Ideally, a cancer evolution model would start from the beginning—the first “driver mutation” that sets off the process of tumorigenesis. For the study of acute myeloid leukemia (AML), one of the most common blood cancers in adults, former Damon Runyon Innovator Eirini Papapetrou, MD, PhD, and her colleagues at Icahn Mount Sinai have created just such a model. They began with a group of induced pluripotent stem cells—ordinary cells that have been reprogrammed into stem cells. Then, using the gene editing tool CRISPR, the team introduced one, two, or three mutations into the stem cells to create lineages that capture the early stages of leukemogenesis: clonal hematopoiesis, myelodysplastic syndrome (MDS), and finally, AML.

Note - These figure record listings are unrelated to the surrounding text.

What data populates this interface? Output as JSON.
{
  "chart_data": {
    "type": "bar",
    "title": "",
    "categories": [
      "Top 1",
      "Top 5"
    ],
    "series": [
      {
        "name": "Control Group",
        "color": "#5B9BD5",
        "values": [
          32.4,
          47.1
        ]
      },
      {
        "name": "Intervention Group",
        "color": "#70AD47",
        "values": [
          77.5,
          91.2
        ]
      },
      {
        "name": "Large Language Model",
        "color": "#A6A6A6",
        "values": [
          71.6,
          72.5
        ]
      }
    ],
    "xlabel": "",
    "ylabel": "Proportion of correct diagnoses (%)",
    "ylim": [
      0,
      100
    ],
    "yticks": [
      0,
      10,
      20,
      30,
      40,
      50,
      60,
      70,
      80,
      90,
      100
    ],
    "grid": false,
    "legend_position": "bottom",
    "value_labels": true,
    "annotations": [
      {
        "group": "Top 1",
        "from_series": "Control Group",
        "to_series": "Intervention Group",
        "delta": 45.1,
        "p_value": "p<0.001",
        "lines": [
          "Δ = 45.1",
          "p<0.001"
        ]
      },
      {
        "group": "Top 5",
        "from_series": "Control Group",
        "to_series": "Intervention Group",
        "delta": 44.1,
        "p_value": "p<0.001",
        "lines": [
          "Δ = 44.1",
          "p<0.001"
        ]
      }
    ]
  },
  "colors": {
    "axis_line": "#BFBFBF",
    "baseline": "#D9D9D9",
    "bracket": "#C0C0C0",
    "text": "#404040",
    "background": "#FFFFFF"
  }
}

By analyzing the genome of the cells in each stage, the researchers were able to identify what changes drive the progression of leukemia. They found that the earliest adverse changes involved genes related to inflammation and innate immunity, and further, that targeting these pathways was effective in all disease stages. These results suggest a promising avenue for early-stage intervention in MDS and AML, diseases that have thus far eluded effective treatment.
Understanding what causes disease progression is crucial for early diagnosis and intervention, but because cancers evolve rapidly, researchers have struggled to pinpoint the exact molecular changes occurring at each stage. Dr. Papapetrou’s team has not only illuminated major events in leukemogenesis, but also demonstrated a means of pressing “pause” at key moments, potentially allowing researchers to watch other cancers unfold in slow motion as well.
This research was published in Cell Stem Cell.